EB-PVD method is recycled to deposit layer of Au on NiCrCoAlY as layer of precious metal, to form composite tie layer.
Gas pressure intensity when depositing Au is less than 0.01Pa, and pressure used in the present embodiment is 0.008Pa, and the temperature of nickel alloy matrix
Fusing point ratio with nickel alloy matrix is less than 0.3.The adhesive layer of deposition with a thickness of 45 μm, layer of precious metal with a thickness of 45 μm.
Step 3:
One layer of YSZ is sprayed as A layers of ceramics on the surface of adhesive layer using HVOF method, recycles HVOF method on ceramic A
Spray one layer of YTaO4As B layers ceramic, formation composite ceramic layer;Wherein A layers of ceramics with a thickness of 70 μm, ceramic B layers of thickness
It is 80 μm.
Step 4:
One layer of Y is sprayed in surface ceramii layer using HVOF method2O3Transparent ceramic material is as reflecting layer, the reflecting layer of spraying
With a thickness of 10 μm.
Step 5:
Graphene is mutually uniformly mixed with micron-sized carbon powder material, then mixed-powder is imported in solution and is surpassed
Acoustic vibration mixes, and solution is that the ethanol solution for having 1% dispersing agent is added in the present embodiment, will be uniformly mixed later solution benefit
Micron-sized carbon dust is separated with filter paper.The solution for being blended with graphene again is painted on the surface in reflecting layer as reflexed
Layer is penetrated, then the nickel alloy for being coated with graphene catadioptric layer is put into drying box, dry 2h, the reflexed of brushing at a temperature of 60 DEG C
Penetrate layer with a thickness of 10 μm.
Step 6:
In one layer of epoxy resin of catadioptric layer surface brushing as insulating layer, thickness of insulating layer is 15 μm.
Step 7:
On the insulating layer brush one layer of foam carbon-coating, foam carbon-coating with a thickness of 20 μm, obtain ultralimit nickel alloy.

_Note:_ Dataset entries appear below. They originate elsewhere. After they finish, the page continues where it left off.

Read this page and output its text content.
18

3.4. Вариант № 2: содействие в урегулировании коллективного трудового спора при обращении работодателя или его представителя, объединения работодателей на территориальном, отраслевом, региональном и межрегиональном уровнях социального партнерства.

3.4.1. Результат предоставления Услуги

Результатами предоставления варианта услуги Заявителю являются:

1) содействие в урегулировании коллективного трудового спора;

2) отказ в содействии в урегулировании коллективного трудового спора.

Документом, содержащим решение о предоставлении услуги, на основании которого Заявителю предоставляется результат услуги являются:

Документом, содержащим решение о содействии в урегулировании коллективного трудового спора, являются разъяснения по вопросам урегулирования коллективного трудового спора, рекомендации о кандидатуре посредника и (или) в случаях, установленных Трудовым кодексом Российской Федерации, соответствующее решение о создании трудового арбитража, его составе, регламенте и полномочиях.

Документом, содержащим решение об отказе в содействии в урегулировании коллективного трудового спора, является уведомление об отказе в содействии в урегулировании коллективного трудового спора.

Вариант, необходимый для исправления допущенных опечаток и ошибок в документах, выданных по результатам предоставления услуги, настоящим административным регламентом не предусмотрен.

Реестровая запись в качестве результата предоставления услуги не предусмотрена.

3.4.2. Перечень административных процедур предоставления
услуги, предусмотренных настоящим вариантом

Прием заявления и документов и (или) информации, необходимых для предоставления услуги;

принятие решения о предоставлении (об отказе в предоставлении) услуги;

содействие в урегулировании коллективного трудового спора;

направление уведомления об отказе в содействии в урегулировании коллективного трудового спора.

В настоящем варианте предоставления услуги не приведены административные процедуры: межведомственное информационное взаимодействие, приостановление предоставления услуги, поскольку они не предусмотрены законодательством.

Embodiment 2-29 is only that parameter as shown in Table 1 is different from the difference of embodiment 1;Embodiment 30 and embodiment 1
Difference be A layers of ceramics in step 3 it is different with B layers of ceramics of spraying sequence.
Experiment:
13 groups of comparative examples are set and embodiment 1-30 compares experiment, each parameter of comparative example 1-12 is as shown in table 4:
Table 4
Comparative example 1-12 is only that each parameter as shown in table 3 is different from the difference of embodiment 1, and comparative example 13 is GH4099
Nickel alloy.
Following experiment is carried out using the nickel alloy that embodiment 1-30, comparative example 1-13 are provided:
Creep experiments under high temperature:
The nickel alloy provided using embodiment 1-30 and comparative example 1-13 is processed as to the column of long 187mm, diameter 16mm
Test specimen, utilize model RMT-D5 electronic type high-temerature creep permanent strength testing machine carry out creep experiments under high temperature.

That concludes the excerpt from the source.